Elle implique en effet des négociations plus larges et en plus haut lieu dès qu’il s’agit de faire entrer sur le territoire et de commercer sur les marchés des quantités plus importantes. En somme, le passage des cabas aux conteneurs (Peraldi, 2001) est une question politique forte qui implique un examen des lieux et des espaces du franchissement des barrières douanières et de transgression de la norme légale. Cette dimension politique est également intrinsèquement liée au bouleversement politique induit par la révolution. Pour saisir les dimensions du changement, les chapitres 3 d’une part et 4 et 5 d’autre part aborderont l’avant puis l’après 14 janvier 2011.

Le chapitre 3 pose la question de l’implication politique du régime du président Ben Ali dans le développement du commerce transnational en Tunisie. Cette implication a conduit à la fabrique de dispositifs de contournement spatialisés et différenciés notamment entre Tunis et les régions frontalières. L’efficacité de ces derniers a transformé le pays en une sorte de zone franche pour les importations transnationales.

À partir de la remise en cause de ces dispositifs et de la désorganisation de l’activité commerciale transnationale à la chute du régime en janvier 2011, le chapitre 4 questionne les recompositions de l’imbrication du politique et de l’économie transnationale en Tunisie.
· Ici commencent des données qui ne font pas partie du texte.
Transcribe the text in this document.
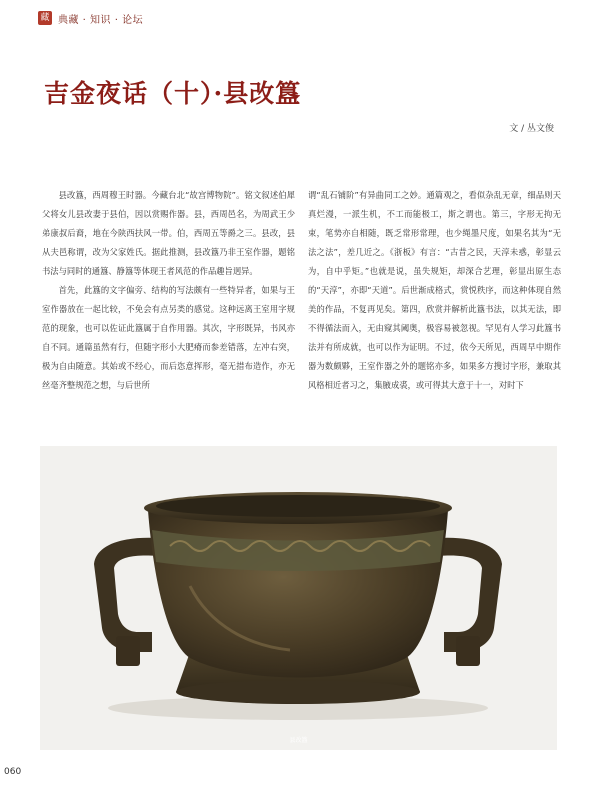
藏 典藏 · 知识 · 论坛
吉金夜话（十）·县改簋
文 / 丛文俊

县改簋，西周穆王时器。今藏台北“故宫博物院”。铭文叙述伯犀父将女儿县改妻于县伯，因以赏赐作器。县，西周邑名，为周武王少弟康叔后裔，地在今陕西扶风一带。伯，西周五等爵之三。县改，县从夫邑称谓，改为父家姓氏。据此推测，县改簋乃非王室作器，题铭书法与同时的通簋、静簋等体现王者风范的作品趣旨迥异。

首先，此簋的文字偏旁、结构的写法颇有一些特异者，如果与王室作器放在一起比较，不免会有点另类的感觉。这种远离王室用字规范的现象，也可以佐证此簋属于自作用器。其次，字形既异，书风亦自不同。通篇虽然有行，但随字形小大肥瘠而参差错落，左冲右突，极为自由随意。其始或不经心，而后恣意挥形，毫无措布造作，亦无丝毫齐整规范之想，与后世所

谓“乱石铺阶”有异曲同工之妙。通篇观之，看似杂乱无章，细品则天真烂漫，一派生机，不工而能极工，斯之谓也。第三，字形无拘无束，笔势亦自相随，既乏常形常理，也少绳墨尺度，如果名其为“无法之法”，差几近之。《浙板》有言：“古昔之民，天淳未惑，彰显云为，自中乎矩。”也就是说，虽失规矩，却深合艺理，彰显出原生态的“天淳”，亦即“天道”。后世渐成格式，赏悦秩序，而这种体现自然美的作品，不复再见矣。第四，欣赏并解析此簋书法，以其无法，即不得循法而入，无由窥其阈奥，极容易被忽视。罕见有人学习此簋书法并有所成就，也可以作为证明。不过，依今天所见，西周早中期作器为数颇夥，王室作器之外的题铭亦多，如果多方搜讨字形，兼取其风格相近者习之，集腋成裘，或可得其大意于十一，对时下

县改簋
060
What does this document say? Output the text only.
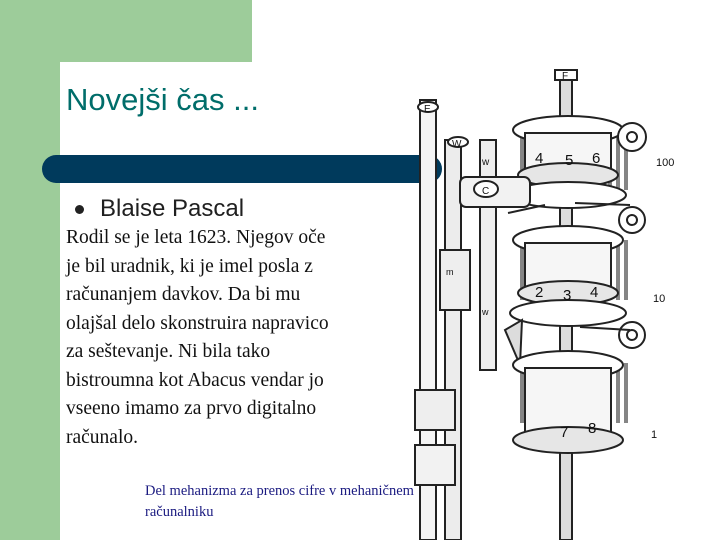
Novejši čas ...
Blaise Pascal
Rodil se je leta 1623. Njegov oče
je bil uradnik, ki je imel posla z
računanjem davkov. Da bi mu
olajšal delo skonstruira napravico
za seštevanje. Ni bila tako
bistroumna kot Abacus vendar jo
vseeno imamo za prvo digitalno
računalo.
E
W
w
F
4 5 6
C
2 3 4
m
w
7 8
100
10
1
Del mehanizma za prenos cifre v mehaničnem
računalniku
Ce chapitre aborde alors les stratégies des acteurs marchands

dans la période de transition politique où les négociations sont à refaire et où les obstacles et les tensions sur les dispositifs de franchissement des barrières douanières comme sur les marchés s’accumulent. Il s’agit de relier cette fébrilité d’une économie marchande en quête de contournement, de garanties politiques et de protections avec la labilité et l’instabilité des routes marchandes qui se jouent à l’entrée des marchandises sur le territoire national.

Le chapitre 5 interroge, toujours dans l’actuelle période de transition politique, la gouvernance du commerce transnational du point de vue de l’État tunisien post-révolutionnaire. Il s’agit d’abord d’examiner si la révolution a engagé une véritable rupture avec les pratiques de l’ancien régime, puis de mettre à jour les problèmes posés aux autorités par les circulations marchandes transnationales. Enfin, il est question d’évaluer les politiques menées dans la période de transition démocratique, leurs moyens, leurs échelles et leurs effets sur cette activité marchande et son organisation.